Взывание к совести советского человека выражается тут с помощью слова «надо». Опять же, специфика советского героизма в том, что человек, как правило, не имеет права выбора. Солдаты, пожарные, врачи идут тут почти на верную смерть; это не умаляет их подвига, но придает ему дополнительное трагическое измерение. Именно за счет этой «удвоенной трагичности» авторы сериала достигают эффекта, которого хочет, но не может достичь наше кино: примирения с прошлым. Не с помощью уравниловки, умолчания, банализации или карнавализации, а путем трагедизации советской повседневности, в которой каждый является потенциальной жертвой, а значит, уже заслуживает сочувствия. И когда мы видим, как почти обреченные люди устанавливают на крыше реактора красный флаг – это вызывает прежде всего сочувствие. А фраза «Одержимы тем, чтобы не быть униженными» – это, конечно, уже про современную Россию.
Многие сейчас занимаются подсчетом ляпов в сериале – но можно только поразиться тому, как психологически точны тут многие детали.

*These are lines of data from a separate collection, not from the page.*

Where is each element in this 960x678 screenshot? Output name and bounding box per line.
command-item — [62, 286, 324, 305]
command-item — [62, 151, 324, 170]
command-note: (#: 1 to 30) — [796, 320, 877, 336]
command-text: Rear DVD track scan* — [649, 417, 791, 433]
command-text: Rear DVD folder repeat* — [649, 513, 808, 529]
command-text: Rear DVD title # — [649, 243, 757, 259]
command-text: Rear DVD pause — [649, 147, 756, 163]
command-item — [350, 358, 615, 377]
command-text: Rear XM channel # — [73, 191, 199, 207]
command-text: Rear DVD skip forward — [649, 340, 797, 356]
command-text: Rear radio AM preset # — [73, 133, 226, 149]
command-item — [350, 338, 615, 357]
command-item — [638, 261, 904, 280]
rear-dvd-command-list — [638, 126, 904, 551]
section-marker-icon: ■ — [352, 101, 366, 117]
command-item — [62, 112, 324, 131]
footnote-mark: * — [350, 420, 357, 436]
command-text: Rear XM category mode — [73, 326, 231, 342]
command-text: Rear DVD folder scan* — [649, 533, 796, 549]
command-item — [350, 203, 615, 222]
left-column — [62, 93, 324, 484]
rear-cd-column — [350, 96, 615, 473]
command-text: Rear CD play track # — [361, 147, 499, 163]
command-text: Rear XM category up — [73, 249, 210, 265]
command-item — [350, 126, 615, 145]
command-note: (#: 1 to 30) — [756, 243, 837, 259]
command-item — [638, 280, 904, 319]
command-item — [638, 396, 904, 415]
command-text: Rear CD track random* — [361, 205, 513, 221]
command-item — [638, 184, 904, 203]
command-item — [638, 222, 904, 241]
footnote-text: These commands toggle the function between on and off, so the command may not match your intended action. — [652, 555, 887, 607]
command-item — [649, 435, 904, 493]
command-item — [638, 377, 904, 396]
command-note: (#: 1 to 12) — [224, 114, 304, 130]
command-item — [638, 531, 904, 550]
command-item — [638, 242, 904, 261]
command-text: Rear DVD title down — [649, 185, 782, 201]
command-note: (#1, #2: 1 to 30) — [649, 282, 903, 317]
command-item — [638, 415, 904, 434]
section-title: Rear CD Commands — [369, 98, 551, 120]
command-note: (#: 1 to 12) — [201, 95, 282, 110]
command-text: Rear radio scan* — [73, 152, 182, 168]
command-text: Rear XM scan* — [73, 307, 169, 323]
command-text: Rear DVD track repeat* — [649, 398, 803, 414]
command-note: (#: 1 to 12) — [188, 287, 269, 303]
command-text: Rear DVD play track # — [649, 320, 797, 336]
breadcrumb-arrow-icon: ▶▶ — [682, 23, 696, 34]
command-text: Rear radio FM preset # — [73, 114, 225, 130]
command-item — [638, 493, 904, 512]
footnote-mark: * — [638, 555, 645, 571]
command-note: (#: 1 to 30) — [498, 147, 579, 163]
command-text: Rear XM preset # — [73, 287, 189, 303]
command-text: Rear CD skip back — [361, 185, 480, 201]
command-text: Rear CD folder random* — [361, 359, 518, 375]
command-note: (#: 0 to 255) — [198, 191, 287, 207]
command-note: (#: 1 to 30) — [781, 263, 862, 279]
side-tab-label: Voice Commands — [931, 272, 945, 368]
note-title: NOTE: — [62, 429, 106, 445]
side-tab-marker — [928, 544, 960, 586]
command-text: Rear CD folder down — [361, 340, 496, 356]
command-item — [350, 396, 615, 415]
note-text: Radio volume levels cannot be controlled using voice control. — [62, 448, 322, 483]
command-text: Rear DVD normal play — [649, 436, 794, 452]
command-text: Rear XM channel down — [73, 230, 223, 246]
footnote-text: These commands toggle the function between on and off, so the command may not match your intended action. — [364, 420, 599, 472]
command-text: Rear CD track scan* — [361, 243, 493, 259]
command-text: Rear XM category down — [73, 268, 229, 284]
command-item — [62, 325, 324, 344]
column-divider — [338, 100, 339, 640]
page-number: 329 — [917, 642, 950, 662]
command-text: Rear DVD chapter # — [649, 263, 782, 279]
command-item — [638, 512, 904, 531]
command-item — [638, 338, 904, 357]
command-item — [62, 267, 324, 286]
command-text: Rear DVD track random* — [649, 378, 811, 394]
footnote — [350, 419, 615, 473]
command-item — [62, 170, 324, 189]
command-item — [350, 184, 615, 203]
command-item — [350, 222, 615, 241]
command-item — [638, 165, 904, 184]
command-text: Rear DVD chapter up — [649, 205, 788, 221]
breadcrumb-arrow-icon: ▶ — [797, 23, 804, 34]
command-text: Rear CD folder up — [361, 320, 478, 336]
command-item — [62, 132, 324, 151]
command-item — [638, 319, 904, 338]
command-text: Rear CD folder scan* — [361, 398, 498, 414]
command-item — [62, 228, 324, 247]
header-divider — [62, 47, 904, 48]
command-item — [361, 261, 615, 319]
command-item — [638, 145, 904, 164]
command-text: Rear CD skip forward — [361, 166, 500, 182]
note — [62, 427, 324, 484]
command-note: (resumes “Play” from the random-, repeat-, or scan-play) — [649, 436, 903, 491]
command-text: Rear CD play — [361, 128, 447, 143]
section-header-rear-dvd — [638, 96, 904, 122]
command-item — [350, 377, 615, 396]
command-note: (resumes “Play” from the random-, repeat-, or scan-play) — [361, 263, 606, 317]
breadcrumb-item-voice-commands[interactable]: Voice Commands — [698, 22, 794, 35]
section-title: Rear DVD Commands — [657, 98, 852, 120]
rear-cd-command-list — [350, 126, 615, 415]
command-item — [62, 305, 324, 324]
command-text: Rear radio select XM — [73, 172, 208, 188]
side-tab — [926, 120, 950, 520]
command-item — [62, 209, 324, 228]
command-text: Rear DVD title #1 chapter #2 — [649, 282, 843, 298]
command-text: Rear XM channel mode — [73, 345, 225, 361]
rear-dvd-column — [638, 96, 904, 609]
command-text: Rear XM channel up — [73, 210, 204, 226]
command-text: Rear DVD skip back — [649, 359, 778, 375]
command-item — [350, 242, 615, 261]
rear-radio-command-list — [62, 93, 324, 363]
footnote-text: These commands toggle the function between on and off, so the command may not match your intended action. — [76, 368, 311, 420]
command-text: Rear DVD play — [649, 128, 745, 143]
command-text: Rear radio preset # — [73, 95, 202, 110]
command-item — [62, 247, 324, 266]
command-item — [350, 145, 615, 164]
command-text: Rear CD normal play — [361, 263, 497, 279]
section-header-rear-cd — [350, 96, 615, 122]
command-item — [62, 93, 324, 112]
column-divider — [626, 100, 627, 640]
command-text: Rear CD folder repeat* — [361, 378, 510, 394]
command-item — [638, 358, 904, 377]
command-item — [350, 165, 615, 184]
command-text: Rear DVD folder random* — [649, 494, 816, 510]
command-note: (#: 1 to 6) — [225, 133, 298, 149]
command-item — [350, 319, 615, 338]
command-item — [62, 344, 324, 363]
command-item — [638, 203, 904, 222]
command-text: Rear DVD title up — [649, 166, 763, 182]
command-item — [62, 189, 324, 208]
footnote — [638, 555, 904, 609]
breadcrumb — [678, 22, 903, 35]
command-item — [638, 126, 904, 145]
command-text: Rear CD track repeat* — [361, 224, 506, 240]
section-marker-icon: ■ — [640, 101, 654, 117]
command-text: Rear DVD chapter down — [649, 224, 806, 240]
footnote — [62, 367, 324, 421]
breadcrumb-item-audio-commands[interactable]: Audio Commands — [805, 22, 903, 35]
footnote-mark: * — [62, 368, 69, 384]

История о том, как старый член партии советует «все скрывать» во имя советских идеалов – это совершено пелевинский образ, из ОМОН Ра. «Нормальные дозиметры в сейфе» – фраза, которая понятна только советским людям (все, что работает, на всякий случай упрятано подальше). Привычный жест, с помощью которого бумажная десятка в качестве «благодарности» перетекает в карман медсестры. Сотрудницы физических институтов в Москве и Минске говорят между собой на эзоповом языке. Которым владеют в совершенстве, как и всякий советский человек, зная, что телефоны могут прослушиваться. Во второй серии тишину субботнего утра нарушает звук радиоточки, диктор читает с выражением стихотворение Константина Симонова «Ты помнишь, Алеша, дороги Смоленщины…» В этом есть что-то алогичное – зачем военное стихотворение звучит в выходной день, по всесоюзному радио?Однако так и было, мы просто не обращали внимания: военная этика сознательно навязывается людям даже в мирное время в качестве нормы.
И еще, конечно, символизм. Все, что готовилось, копилось десятилетиями, – чтобы побеждать Запад, Америку, противостоять ей, догонять и перегонять; армада машин и танков, и даже луноходы, – пригодилось в итоге для того, чтобы тушить собственный пожар. «Чернобыль» превращается в рассказ о том, как был устроен СССР – и почему он распался.
Ответ на главный вопрос в связи с сериалом (почему его сняли не у нас?), к сожалению, очень прост: при нынешнем допустимом уровне правды и творческой свободы появление произведения, обладающего такой степенью критичности и серьезности, в России просто невозможно. Поэтому придется смотреть в чужое зеркало.